Second, recognising the practical problems Lumbermens raises, Justice Aikens concluded that it should also be rejected on public policy grounds, as leading to commercial inconvenience, and to artificial statements in judgments, arbitration awards and settlements, which should not be concerned with potential claims against non-party insurers. Furthermore, parties to settlements, for very good commercial reasons, might not wish to attribute sums to individual heads of claim. Making allocation a precondition to recovery under a liability policy could "discourage settlement of disputes and create more litigation, to no advantage".

Lumbermens has not yet been overturned - the criticism added by Justice Aiken in Enterprise Oil does not create a binding contrary precedent.
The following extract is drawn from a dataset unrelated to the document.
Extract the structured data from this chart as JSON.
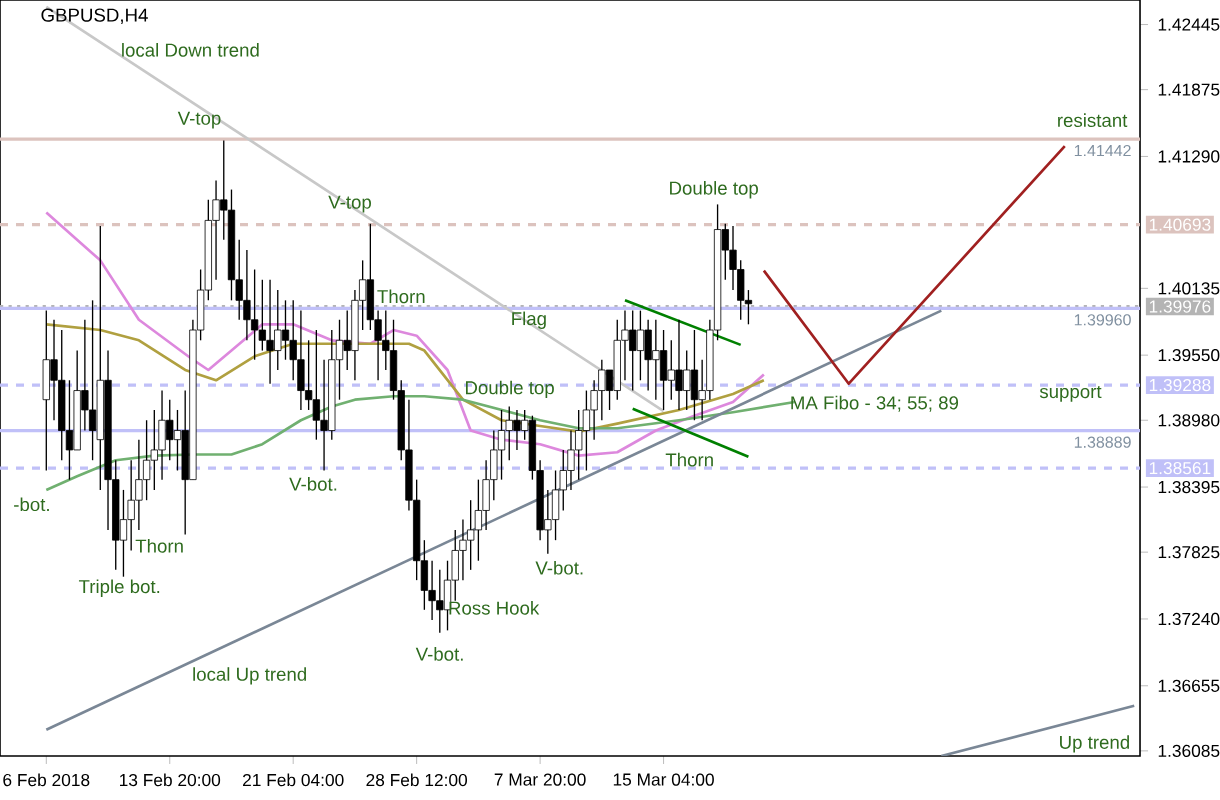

Lumbermens remains a decision which binds tribunals below the English High Court, including English law arbitration panels. Insureds must still take allocation into account in structuring settlements and considering their insurance recoveries.

However, Justice Aikens' criticism shows that the English judiciary generally recognises the problems Lumbermens creates, and suggests that when it does again come before the English Commercial Court, it is unlikely to be followed - and in due course will be conclusively overruled by the English Court of Appeal.

- Tim Bull and Simon Greenley are partners at Reynolds Porter Chamberlain LLP.